NASA reports moonquakes on lunar surface as moon shrinks
Last updated on: 13 May,2019 08:59 pm
Researchers discovered cliffs in the lunar crust or thrust faults which are causing powerful quakes.
(Web Desk) – The National Aeronautics and Space Administration’s (NASA) Lunar Reconnaissance Orbiter (LRO) reported that Moon’s tectonic plates are causing moonquakes on the lunar surface while it is continuously shrinking after its interior cooled down.
In 2010, Apollo mission seismic data showed that moon has been cooling and shrinking down. Recently, researchers discovered cliffs in the lunar crust or thrust faults which are causing powerful moonquakes.
Moon’s crust becomes fragile and breaks like a grape brittles into a raisin.
According to an international website, the faults form when the crust moves around, and one part of the crust is pushed up over another. They form unusual-looking cliffs that can be seen from the surface, standing tall and many miles long.

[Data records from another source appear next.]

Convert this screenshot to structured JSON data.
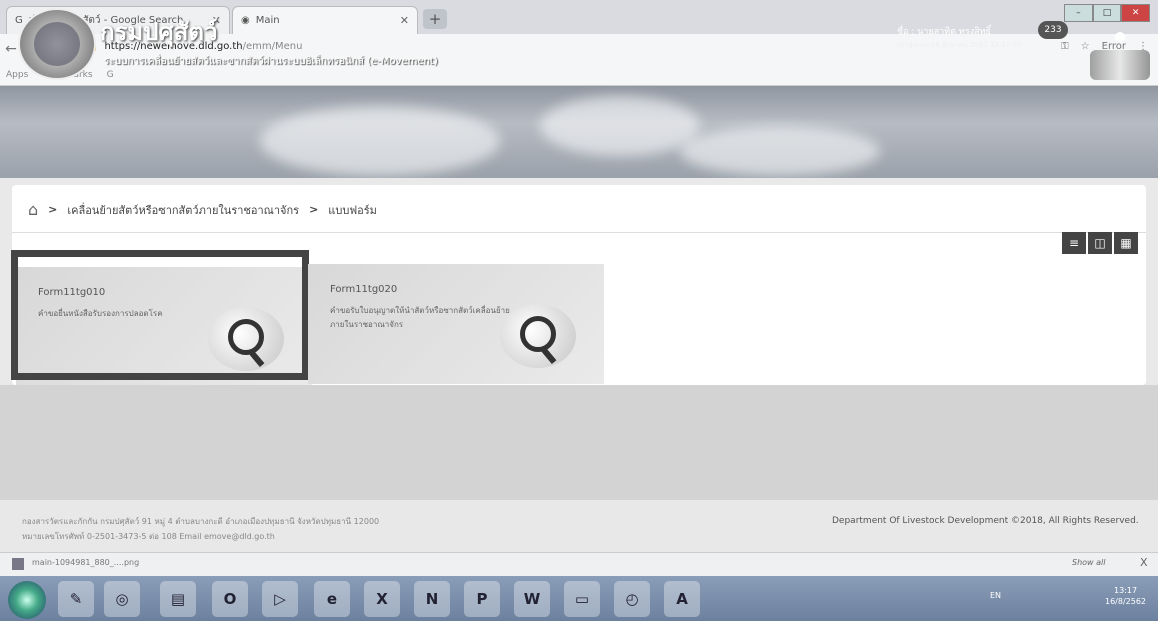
{
  "browser": {
    "tabs": [
      {
        "title": "เฝ้าระวังโรคสัตว์ - Google Search"
      },
      {
        "title": "Main"
      }
    ],
    "new_tab": "+",
    "url_domain": "https://newemove.dld.go.th",
    "url_path": "/emm/Menu",
    "bookmarks": [
      "Apps",
      "Bookmarks",
      "G"
    ],
    "profile": "Error"
  },
  "site": {
    "title": "กรมปศุสัตว์",
    "subtitle": "ระบบการเคลื่อนย้ายสัตว์และซากสัตว์ผ่านระบบอิเล็กทรอนิกส์ (e-Movement)",
    "user_name": "ชื่อ : นายสาทิต ทรงสิทธิ์",
    "user_date": "เข้าสู่ระบบ 16 สิงหาคม 2562 13:17:03",
    "badge": "233"
  },
  "breadcrumb": {
    "items": [
      "เคลื่อนย้ายสัตว์หรือซากสัตว์ภายในราชอาณาจักร",
      "แบบฟอร์ม"
    ]
  },
  "cards": [
    {
      "code": "Form11tg010",
      "desc": "คำขอยื่นหนังสือรับรองการปลอดโรค"
    },
    {
      "code": "Form11tg020",
      "desc": "คำขอรับใบอนุญาตให้นำสัตว์หรือซากสัตว์เคลื่อนย้ายภายในราชอาณาจักร"
    }
  ],
  "footer": {
    "address_line1": "กองสารวัตรและกักกัน กรมปศุสัตว์ 91 หมู่ 4 ตำบลบางกะดี อำเภอเมืองปทุมธานี จังหวัดปทุมธานี 12000",
    "address_line2": "หมายเลขโทรศัพท์ 0-2501-3473-5 ต่อ 108 Email emove@dld.go.th",
    "copyright": "Department Of Livestock Development ©2018, All Rights Reserved."
  },
  "downloads": {
    "file": "main-1094981_880_....png",
    "show_all": "Show all",
    "close": "X"
  },
  "taskbar": {
    "tray": "EN",
    "time": "13:17",
    "date": "16/8/2562"
  }
}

In a study published in ’Nature Geoscience‘ on Monday, a team of scientists examined data from the LRO and compared it to the location of moonquakes recorded during the Apollo program in the 1960s and 1970s.
These findings suggested that these tectonic activities are result of the moonquakes which happened close to the previous thrust faults.

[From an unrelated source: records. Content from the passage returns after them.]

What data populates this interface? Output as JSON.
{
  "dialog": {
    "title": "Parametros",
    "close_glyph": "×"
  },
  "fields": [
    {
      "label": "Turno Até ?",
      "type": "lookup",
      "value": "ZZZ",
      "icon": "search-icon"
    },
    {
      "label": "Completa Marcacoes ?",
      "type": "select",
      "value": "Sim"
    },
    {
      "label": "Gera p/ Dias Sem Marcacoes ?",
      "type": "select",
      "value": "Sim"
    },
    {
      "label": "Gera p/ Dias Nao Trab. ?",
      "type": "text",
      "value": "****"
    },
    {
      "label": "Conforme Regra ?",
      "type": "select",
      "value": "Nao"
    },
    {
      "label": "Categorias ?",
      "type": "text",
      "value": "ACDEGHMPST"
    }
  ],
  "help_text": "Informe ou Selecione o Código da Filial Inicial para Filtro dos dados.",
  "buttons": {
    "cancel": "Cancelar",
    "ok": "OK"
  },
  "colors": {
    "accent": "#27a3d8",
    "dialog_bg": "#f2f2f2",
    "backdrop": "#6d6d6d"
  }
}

The instruments left by Apollo astronauts in the past finished their work in 1977. But scientists think this shaking and shrinking is still happening to this day, with images seeming to show evidence of recent movement, such as boulders and landslides that appear to have recently fallen over.
"We found that a number of the quakes recorded in the Apollo data happened very close to the faults seen in the LRO imagery," said Nicholas Schmerr, an assistant professor of geology at the University of Maryland, in a statement.
"It’s quite likely that the faults are still active today. You don’t often get to see active tectonics anywhere but Earth, so it’s very exciting to think these faults may still be producing moonquakes."
The team, led by Thomas Watters from the Center for Earth and Planetary Studies at the Smithsonian Institution, looked at 28 moonquakes that had been recorded by Apollo seismometers. They developed an algorithm that meant they could get a more accurate location for the epicenters of each quake as an award winning weekly American magazine published.
Of those quakes, eight were picked up near to the faults that could be seen in images of the Moon’s surface. That led them to conclude the two were connected.
What’s more, most of the shakes happened when the Moon was at the point of its orbit furthest away from the Earth. Additional tidal stress from Earth’s gravity means slips along the thrust faults become more likely.
“We think it’s very likely that these eight quakes were produced by faults slipping as stress built up when the lunar crust was compressed by global contraction and tidal forces, indicating that the Apollo seismometers recorded the shrinking moon and the moon is still tectonically active," said Thomas Watters, lead author of the research paper and senior scientist in the Center for Earth and Planetary Studies at the Smithsonian Institution in Washington.
Scientists now hope to return to the Moon and learn more about what is happening to it.
"For me, these findings emphasize that we need to go back to the moon," Schmerr said. "We learned a lot from the Apollo missions, but they really only scratched the surface. With a larger network of modern seismometers, we could make huge strides in our understanding of the moon’s geology.
"This provides some very promising low-hanging fruit for science on a future mission to the moon."